Durante uma interação social, nem sempre as palavras ditas são os elementos que mais chamam a atenção, mas sim a forma como o interlocutor se comporta fisicamente. O contato visual, por exemplo, atua como um dos termômetros mais importantes da comunicação não verbal, sendo capaz de transmitir interesse, confiança ou até mesmo gerar um profundo desconforto quando mantido de forma muito intensa. O hábito de encarar demais alguém enquanto se fala levanta questionamentos sobre quais são as reais intenções por trás desse comportamento e como a psicologia o interpreta.
Segundo a psicóloga Denise Milk, o contato visual é um dos sinais mais potentes de presença emocional ou de intenção relacional, carregando diferentes significados a depender do contexto em que a conversa se desenvolve. A especialista explica que, quando o olhar se prolonga, ele pode comunicar engajamento, foco e atenção genuína ao que o outro diz. Por outro lado, o mesmo gesto também pode sinalizar uma tentativa velada de controle, imposição ou o estabelecimento de uma tensão psicológica entre as partes envolvidas.

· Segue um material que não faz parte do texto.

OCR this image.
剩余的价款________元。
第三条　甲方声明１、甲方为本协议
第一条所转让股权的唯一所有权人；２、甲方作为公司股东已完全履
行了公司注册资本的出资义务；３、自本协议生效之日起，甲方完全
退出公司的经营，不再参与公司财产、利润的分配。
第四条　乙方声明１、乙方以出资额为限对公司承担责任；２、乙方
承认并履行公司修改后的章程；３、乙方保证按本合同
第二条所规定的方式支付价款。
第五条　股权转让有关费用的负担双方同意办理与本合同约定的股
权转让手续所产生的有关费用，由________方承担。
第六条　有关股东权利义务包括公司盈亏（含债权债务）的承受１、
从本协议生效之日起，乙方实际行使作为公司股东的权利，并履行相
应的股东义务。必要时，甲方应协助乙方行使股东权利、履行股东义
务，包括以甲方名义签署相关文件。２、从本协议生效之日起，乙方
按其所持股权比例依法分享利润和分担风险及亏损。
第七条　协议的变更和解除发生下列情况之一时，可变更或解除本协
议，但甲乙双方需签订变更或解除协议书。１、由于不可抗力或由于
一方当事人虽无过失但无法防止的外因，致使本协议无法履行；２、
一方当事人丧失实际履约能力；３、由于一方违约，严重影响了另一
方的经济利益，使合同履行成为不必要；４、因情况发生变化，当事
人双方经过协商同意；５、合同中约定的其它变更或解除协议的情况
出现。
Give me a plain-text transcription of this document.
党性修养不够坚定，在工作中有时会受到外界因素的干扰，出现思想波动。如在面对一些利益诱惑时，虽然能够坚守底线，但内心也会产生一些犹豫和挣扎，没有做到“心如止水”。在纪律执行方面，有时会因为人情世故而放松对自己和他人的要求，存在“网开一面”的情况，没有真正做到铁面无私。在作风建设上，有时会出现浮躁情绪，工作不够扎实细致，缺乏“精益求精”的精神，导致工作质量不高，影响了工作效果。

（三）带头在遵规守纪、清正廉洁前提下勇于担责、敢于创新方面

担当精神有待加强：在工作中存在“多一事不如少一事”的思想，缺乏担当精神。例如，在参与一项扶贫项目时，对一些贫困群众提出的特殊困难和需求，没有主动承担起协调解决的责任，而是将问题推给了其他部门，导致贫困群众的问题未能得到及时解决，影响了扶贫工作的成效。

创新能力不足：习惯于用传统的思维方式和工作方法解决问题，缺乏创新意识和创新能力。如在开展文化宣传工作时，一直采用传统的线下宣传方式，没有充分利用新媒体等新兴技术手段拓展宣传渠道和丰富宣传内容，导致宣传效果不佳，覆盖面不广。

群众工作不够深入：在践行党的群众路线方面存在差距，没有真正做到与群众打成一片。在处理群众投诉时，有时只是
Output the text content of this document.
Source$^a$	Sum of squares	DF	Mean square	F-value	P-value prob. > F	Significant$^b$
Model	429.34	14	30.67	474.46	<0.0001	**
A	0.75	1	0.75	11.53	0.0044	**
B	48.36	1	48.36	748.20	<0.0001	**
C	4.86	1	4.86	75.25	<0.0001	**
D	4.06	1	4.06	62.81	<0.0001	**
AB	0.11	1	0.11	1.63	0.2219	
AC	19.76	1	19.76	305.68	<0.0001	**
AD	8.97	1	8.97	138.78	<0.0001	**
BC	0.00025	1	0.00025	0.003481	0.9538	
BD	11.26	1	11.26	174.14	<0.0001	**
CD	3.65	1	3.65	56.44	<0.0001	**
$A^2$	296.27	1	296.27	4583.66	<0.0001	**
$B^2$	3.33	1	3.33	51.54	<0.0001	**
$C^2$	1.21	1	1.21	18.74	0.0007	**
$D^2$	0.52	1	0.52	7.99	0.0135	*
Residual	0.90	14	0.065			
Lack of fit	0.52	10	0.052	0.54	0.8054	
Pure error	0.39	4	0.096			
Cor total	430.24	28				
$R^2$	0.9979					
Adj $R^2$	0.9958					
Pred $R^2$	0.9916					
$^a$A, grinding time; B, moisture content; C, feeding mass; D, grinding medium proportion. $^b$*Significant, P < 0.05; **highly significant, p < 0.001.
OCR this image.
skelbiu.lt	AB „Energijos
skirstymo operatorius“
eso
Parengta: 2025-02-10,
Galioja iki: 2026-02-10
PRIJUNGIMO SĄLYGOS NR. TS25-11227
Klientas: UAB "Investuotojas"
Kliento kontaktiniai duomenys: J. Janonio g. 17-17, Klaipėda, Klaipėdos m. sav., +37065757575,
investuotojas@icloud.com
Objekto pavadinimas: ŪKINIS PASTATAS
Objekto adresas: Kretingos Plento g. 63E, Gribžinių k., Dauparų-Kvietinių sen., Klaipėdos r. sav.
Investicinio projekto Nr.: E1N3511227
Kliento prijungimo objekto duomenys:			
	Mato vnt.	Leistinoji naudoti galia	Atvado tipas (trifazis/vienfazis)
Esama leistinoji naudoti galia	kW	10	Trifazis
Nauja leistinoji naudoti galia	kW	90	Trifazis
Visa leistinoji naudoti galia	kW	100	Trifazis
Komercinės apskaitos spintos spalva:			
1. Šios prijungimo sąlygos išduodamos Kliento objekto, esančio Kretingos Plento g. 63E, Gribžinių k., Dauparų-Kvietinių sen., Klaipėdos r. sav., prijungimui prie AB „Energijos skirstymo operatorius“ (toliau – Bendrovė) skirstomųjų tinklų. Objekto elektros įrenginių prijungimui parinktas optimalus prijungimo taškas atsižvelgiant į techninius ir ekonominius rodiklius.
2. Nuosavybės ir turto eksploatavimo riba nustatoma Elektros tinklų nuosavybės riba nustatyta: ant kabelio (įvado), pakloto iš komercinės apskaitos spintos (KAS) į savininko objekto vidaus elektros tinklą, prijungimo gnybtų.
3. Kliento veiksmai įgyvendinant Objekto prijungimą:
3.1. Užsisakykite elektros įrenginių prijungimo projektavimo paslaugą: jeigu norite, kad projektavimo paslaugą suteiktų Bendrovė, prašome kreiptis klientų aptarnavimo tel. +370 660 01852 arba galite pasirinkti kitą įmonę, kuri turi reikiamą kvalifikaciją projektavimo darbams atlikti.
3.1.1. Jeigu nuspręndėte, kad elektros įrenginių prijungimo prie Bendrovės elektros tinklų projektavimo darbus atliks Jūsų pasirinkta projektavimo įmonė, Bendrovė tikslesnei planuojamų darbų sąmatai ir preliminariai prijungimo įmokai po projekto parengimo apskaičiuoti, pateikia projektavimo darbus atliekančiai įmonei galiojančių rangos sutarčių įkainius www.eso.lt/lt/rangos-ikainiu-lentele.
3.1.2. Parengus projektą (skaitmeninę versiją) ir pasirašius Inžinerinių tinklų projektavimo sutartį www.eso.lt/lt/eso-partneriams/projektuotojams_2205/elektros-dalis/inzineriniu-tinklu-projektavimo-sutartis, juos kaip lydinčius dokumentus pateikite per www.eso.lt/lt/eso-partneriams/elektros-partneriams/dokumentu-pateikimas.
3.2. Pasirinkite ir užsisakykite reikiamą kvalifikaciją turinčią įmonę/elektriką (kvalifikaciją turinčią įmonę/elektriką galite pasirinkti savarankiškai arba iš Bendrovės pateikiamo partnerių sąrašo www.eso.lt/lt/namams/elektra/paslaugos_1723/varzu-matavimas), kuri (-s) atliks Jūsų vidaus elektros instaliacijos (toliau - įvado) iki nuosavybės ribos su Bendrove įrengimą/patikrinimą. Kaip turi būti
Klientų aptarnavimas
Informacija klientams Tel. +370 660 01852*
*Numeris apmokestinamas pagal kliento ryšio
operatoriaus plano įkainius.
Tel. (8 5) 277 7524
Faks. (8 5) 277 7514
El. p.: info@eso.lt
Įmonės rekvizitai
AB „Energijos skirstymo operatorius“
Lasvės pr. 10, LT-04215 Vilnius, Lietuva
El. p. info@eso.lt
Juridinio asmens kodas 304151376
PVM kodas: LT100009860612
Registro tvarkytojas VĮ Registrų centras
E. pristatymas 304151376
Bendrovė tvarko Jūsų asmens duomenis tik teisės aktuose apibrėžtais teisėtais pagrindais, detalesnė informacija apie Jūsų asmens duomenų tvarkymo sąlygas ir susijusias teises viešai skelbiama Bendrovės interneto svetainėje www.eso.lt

No ambiente corporativo, essa dinâmica ganha contornos específicos, onde encarar firmemente costuma ser interpretado como um sinal de assertividade e autoridade, especialmente por parte de quem ocupa posições de liderança. No entanto, Milk ressalta que o gesto precisa vir acompanhado de escuta ativa, expressão facial adequada e abertura relacional. Sem esses elementos, o olhar fixo pode ser percebido como uma pressão silenciosa. Para ela, a liderança eficaz não se baseia na intensidade do olhar, mas na qualidade da presença, de modo que um líder maduro sustenta o contato para se conectar com a equipe, e não para intimidá-la.
Para as pessoas que desejam evitar interpretações equivocadas ou diminuir o desconforto alheio, é possível adotar técnicas para tornar o contato visual mais equilibrado. A psicóloga orienta que se mantenha o foco visual principalmente enquanto se escuta o outro, suavizando a intensidade no momento de falar. Além disso, recomenda-se alternar o olhar de forma natural para evitar uma postura rígida, regular a respiração para diminuir a própria tensão corporal e praticar essas mudanças em ambientes seguros que permitam feedbacks reais.